Increase in number there; do not decrease. Also, seek the peace and prosperity of the city to which I have carried you into exile. Pray to the Lord for it, because if it prospers, you too will prosper.”   Jeremiah 29:4-8

The Joy Of Life Together–The Spiritual Act of Community

I have been reminded over these last few months of the joy of doing life together.  I often struggle to make time for community.  I struggle for two primary reasons.  The first is due to the fact that life is very busy and it is just difficult to find time to be with others or to have people in our home.  The second reason is that I am introverted by nature.

Through the years it has been my introversion that has kept me from enjoying community, but over time I have learned to appreciate the need for others in my life.   A few days ago we enjoyed the fun of having our Community Group meeting in our home and sharing a meal together.  We were spread across the house eating, but over time all of the adults ended up around the table in the dinning room.  We simply all wanted to be in the same room together.  What a joy this was.

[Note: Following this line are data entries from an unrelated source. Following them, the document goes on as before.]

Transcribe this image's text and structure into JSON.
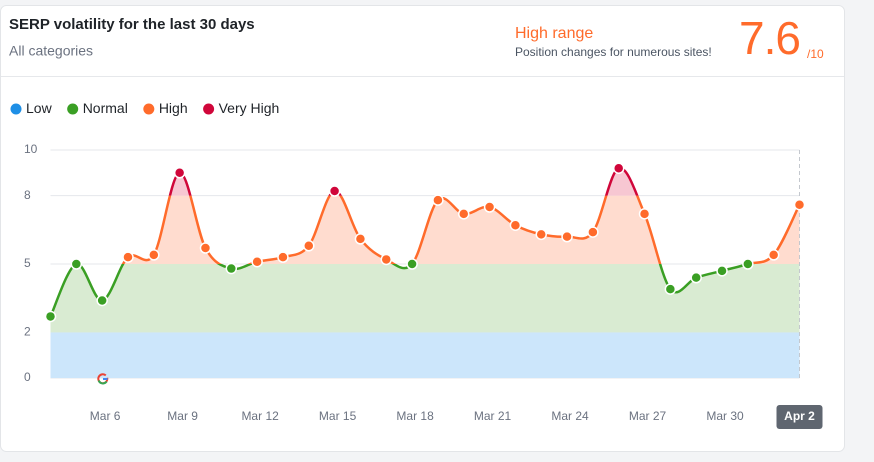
{
  "chart_data": {
    "type": "line",
    "title": "SERP volatility for the last 30 days",
    "subtitle": "All categories",
    "range_label": "High range",
    "range_note": "Position changes for numerous sites!",
    "score": 7.6,
    "score_max_label": "/10",
    "bands": [
      {
        "name": "Low",
        "from": 0,
        "to": 2,
        "color": "#1e8fe6",
        "fill": "#cce6fb"
      },
      {
        "name": "Normal",
        "from": 2,
        "to": 5,
        "color": "#3a9f24",
        "fill": "#d9ebd2"
      },
      {
        "name": "High",
        "from": 5,
        "to": 8,
        "color": "#ff6b2b",
        "fill": "#ffdccf"
      },
      {
        "name": "Very High",
        "from": 8,
        "to": 10,
        "color": "#d0063a",
        "fill": "#f7c7d2"
      }
    ],
    "categories": [
      null,
      null,
      "Mar 6",
      null,
      null,
      "Mar 9",
      null,
      null,
      "Mar 12",
      null,
      null,
      "Mar 15",
      null,
      null,
      "Mar 18",
      null,
      null,
      "Mar 21",
      null,
      null,
      "Mar 24",
      null,
      null,
      "Mar 27",
      null,
      null,
      "Mar 30",
      null,
      null,
      "Apr 2"
    ],
    "values": [
      2.7,
      5.0,
      3.4,
      5.3,
      5.4,
      9.0,
      5.7,
      4.8,
      5.1,
      5.3,
      5.8,
      8.2,
      6.1,
      5.2,
      5.0,
      7.8,
      7.2,
      7.5,
      6.7,
      6.3,
      6.2,
      6.4,
      9.2,
      7.2,
      3.9,
      4.4,
      4.7,
      5.0,
      5.4,
      7.6
    ],
    "ylim": [
      0,
      10
    ],
    "yticks": [
      0,
      2,
      5,
      8,
      10
    ],
    "grid": true
  }
}
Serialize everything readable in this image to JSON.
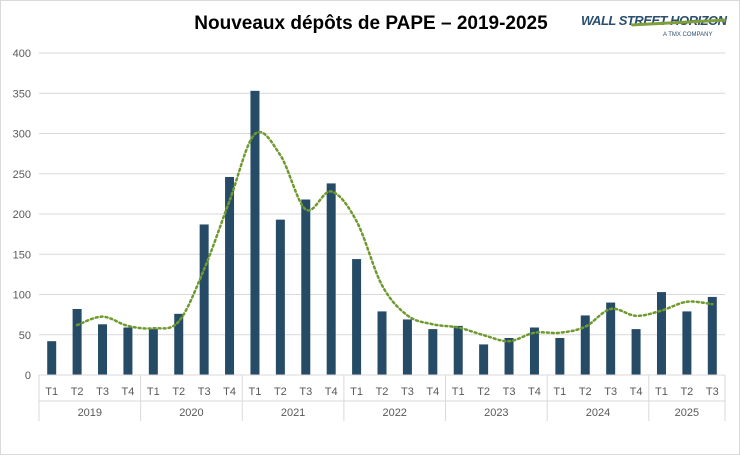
{
  "header": {
    "title": "Nouveaux dépôts de PAPE – 2019-2025",
    "logo_text": "WALL STREET HORIZON",
    "logo_subtext": "A TMX COMPANY"
  },
  "colors": {
    "bar": "#264b66",
    "trend": "#6f9a2f",
    "grid": "#d9d9d9",
    "axis_text": "#595959"
  },
  "chart_data": {
    "type": "bar",
    "title": "Nouveaux dépôts de PAPE – 2019-2025",
    "xlabel": "",
    "ylabel": "",
    "ylim": [
      0,
      400
    ],
    "yticks": [
      0,
      50,
      100,
      150,
      200,
      250,
      300,
      350,
      400
    ],
    "grid": true,
    "years": [
      {
        "label": "2019",
        "quarters": [
          "T1",
          "T2",
          "T3",
          "T4"
        ]
      },
      {
        "label": "2020",
        "quarters": [
          "T1",
          "T2",
          "T3",
          "T4"
        ]
      },
      {
        "label": "2021",
        "quarters": [
          "T1",
          "T2",
          "T3",
          "T4"
        ]
      },
      {
        "label": "2022",
        "quarters": [
          "T1",
          "T2",
          "T3",
          "T4"
        ]
      },
      {
        "label": "2023",
        "quarters": [
          "T1",
          "T2",
          "T3",
          "T4"
        ]
      },
      {
        "label": "2024",
        "quarters": [
          "T1",
          "T2",
          "T3",
          "T4"
        ]
      },
      {
        "label": "2025",
        "quarters": [
          "T1",
          "T2",
          "T3"
        ]
      }
    ],
    "values": [
      42,
      82,
      63,
      59,
      57,
      76,
      187,
      246,
      353,
      193,
      218,
      238,
      144,
      79,
      69,
      57,
      61,
      38,
      46,
      59,
      46,
      74,
      90,
      57,
      103,
      79,
      97
    ],
    "trendline": {
      "type": "moving-average-2",
      "values": [
        null,
        62,
        72.5,
        61,
        58,
        66.5,
        131.5,
        216.5,
        299.5,
        273,
        205.5,
        228,
        191,
        111.5,
        74,
        63,
        59,
        49.5,
        42,
        52.5,
        52.5,
        60,
        82,
        73.5,
        80,
        91,
        88
      ]
    }
  }
}
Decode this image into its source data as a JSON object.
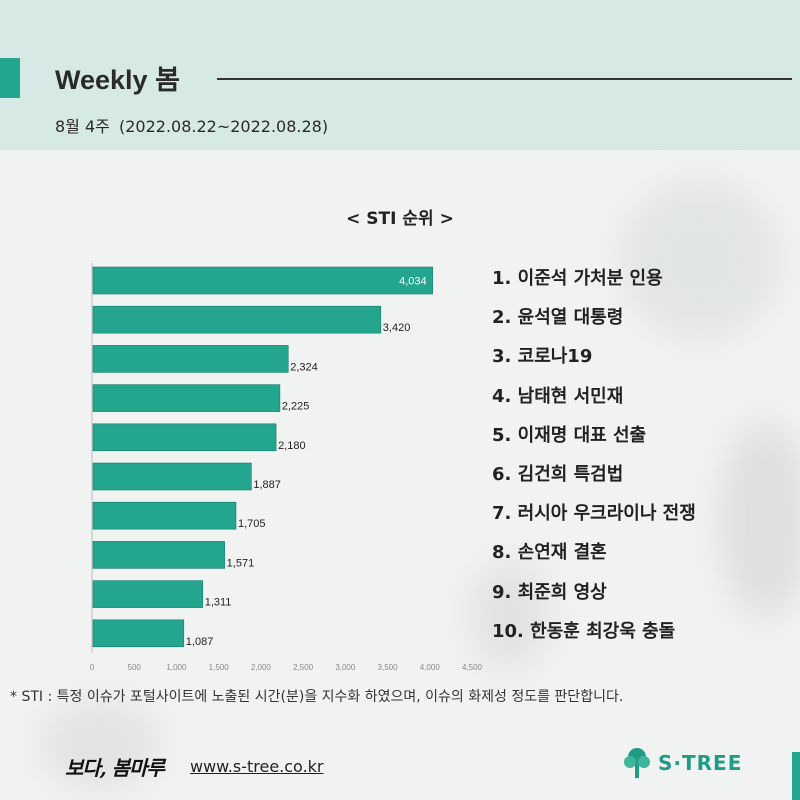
{
  "header": {
    "title": "Weekly 봄",
    "week": "8월 4주",
    "range": "(2022.08.22~2022.08.28)"
  },
  "chart_title": "< STI 순위 >",
  "chart_data": {
    "type": "bar",
    "orientation": "horizontal",
    "categories": [
      "1. 이준석 가처분 인용",
      "2. 윤석열 대통령",
      "3. 코로나19",
      "4. 남태현 서민재",
      "5. 이재명 대표 선출",
      "6. 김건희 특검법",
      "7. 러시아 우크라이나 전쟁",
      "8. 손연재 결혼",
      "9. 최준희 영상",
      "10. 한동훈 최강욱 충돌"
    ],
    "values": [
      4034,
      3420,
      2324,
      2225,
      2180,
      1887,
      1705,
      1571,
      1311,
      1087
    ],
    "value_labels": [
      "4,034",
      "3,420",
      "2,324",
      "2,225",
      "2,180",
      "1,887",
      "1,705",
      "1,571",
      "1,311",
      "1,087"
    ],
    "xlim": [
      0,
      4500
    ],
    "x_ticks": [
      "0",
      "500",
      "1,000",
      "1,500",
      "2,000",
      "2,500",
      "3,000",
      "3,500",
      "4,000",
      "4,500"
    ],
    "grid": false,
    "bar_color": "#23a58e"
  },
  "footnote": "* STI : 특정 이슈가 포털사이트에 노출된 시간(분)을 지수화 하였으며, 이슈의 화제성 정도를 판단합니다.",
  "footer": {
    "logo_text": "보다, 봄마루",
    "url": "www.s-tree.co.kr",
    "brand": "S·TREE"
  },
  "colors": {
    "accent": "#23a58e",
    "header_bg": "#d6e9e4"
  }
}
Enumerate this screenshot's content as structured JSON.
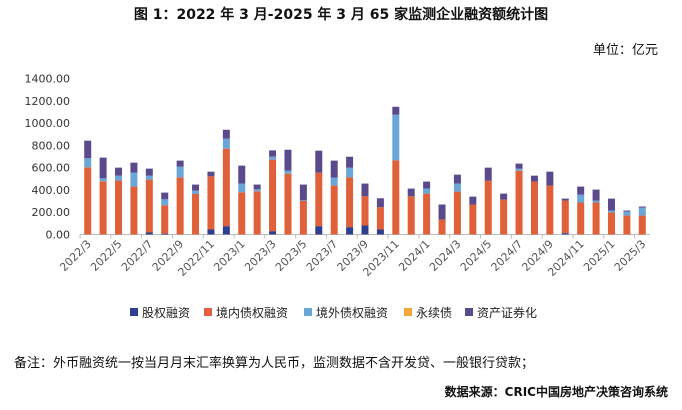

It is easy to over strive to make time together spiritual and miss the idea that just being together in community and sharing life together is in itself a spiritual act.  Trust me, being together is not enough.  We need to pray for one another and encourage each other in the Word.  We need to pull each other along toward Christ, but we must not miss the fact that the Lord has created community not as a structure but a spiritual act.

Now I do not fight my introversion as much as I fight the busyness of life to make sure that I do not miss out on the privilege of experiencing the spiritual gift of community.